Well I like quickness, and I do want to get started. This seems to be the place I need to be. After clicking over and proceeding with the unboxing, I moved right into step two- downloading the software.
Downloading WaveForms was so easy that I felt kind of uncomfortable with feeling as self-satisfied as I did about having breezed through the process. Honestly I had more trouble and spent more time plugging the flywires into the Analog Discovery itself, and by trouble I mean I tried to plug them in upside down, and by time I mean about eight tense seconds. But in the end, I managed to pass the first level of using the Analog Discovery 2.
Now on to the actual, you know, using part.
After plugging in my micro USB cable (correct side up this time, I am evolving) I opened WaveForms and was greeted with a hopeful looking loading bar pop up window…
Annnddddd then another pop up.
“PLL Not Locked”
Huh. A challenge has been issued. Tapping on my best IT wisdom, I unplugged the cable and plugged it back in again. Same error.
This means war.
Arming myself with information from the troubleshooting page, I scoured for possible solutions to the issue but I was unable to locate my specific problem. So I turned to the Diligent Forum. Fortunately since Kaitlyn was in today, this meant I turned around in my chair and asked for help loudly across the office.
After some examination and Kaitlyn-sorcery she diagnosed the problem as a broken device. It turns out the one I had grabbed laying around the office was the non-functioning one we kept around to take photos of.
Huh. If this is the universe attempting to instruct me that I was not meant to ever get the hang of using desktop instrumentation, then I would like to remind said universe that according to my mother and most of my teachers listening to directions is not my strong suit. I will figure this out.

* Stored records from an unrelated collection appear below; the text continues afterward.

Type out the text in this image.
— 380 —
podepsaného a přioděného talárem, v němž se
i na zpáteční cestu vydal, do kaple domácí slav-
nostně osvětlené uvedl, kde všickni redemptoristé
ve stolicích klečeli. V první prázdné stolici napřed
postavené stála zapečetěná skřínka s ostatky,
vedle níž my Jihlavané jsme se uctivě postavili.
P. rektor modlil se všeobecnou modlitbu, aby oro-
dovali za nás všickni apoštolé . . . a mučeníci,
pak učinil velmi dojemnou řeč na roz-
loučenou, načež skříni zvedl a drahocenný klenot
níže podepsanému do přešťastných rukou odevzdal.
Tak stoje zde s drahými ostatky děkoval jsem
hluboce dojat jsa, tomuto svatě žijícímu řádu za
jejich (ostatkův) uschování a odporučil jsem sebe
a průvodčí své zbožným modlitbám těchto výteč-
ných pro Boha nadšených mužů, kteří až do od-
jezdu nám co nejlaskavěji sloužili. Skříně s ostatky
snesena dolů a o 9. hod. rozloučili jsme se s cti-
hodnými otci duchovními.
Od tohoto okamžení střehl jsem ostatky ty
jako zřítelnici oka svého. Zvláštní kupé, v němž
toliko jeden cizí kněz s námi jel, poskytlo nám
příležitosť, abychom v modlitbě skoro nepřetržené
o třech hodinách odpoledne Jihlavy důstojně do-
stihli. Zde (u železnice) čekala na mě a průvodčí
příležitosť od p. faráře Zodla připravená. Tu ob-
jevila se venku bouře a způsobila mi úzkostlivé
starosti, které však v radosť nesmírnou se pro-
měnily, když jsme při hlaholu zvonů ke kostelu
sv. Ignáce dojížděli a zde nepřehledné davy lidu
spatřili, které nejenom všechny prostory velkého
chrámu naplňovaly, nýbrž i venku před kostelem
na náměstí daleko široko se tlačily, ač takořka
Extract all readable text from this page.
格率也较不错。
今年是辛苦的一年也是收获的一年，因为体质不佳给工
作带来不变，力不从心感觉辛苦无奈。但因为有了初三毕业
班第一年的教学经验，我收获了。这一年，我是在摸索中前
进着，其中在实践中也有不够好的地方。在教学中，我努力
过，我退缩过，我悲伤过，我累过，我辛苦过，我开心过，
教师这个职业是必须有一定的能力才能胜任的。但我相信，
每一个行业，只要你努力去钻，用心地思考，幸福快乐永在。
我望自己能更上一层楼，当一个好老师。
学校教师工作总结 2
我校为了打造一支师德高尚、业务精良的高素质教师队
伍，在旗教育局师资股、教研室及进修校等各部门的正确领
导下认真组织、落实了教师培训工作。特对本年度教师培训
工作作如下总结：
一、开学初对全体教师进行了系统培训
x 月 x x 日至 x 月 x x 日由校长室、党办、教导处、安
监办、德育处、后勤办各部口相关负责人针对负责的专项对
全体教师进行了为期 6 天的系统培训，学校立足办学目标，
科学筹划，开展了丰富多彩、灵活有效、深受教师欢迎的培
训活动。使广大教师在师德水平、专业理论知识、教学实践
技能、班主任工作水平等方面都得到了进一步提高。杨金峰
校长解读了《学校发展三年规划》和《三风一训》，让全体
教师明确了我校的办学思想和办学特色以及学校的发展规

After disposing of the offending device and trying again, I found success! I was able to easily proceed through step four of the Quick Start and take my first measurement using the Oscilloscope and the Waveform Generator!
I have now gotten the hang of setting up and doing my first trial run of an oscilloscope! I hold for applause, but people seem to be otherwise occupied. That’s okay. I know what really will serve showcase my newfound skill… a project!
I begin brainstorming and looking around my desk for inspiration.
I decide that my first project with my newfound knowledge will be a fidget spinner measurement device. The idea will be to use the Analog Discovery 2 to measure who can spin it the fastest because I think it will be a good way to explore using the oscilloscope function. Also I had been practicing this skill for about 3 days because I am the worst kind of person. I was hoping that my idea to use Analog Discovery 2 to measure the speed of a fidget spinner would demonstrate my honed fine motor skills as opposed to a complete misunderstanding of instrumentation tools and how to use them.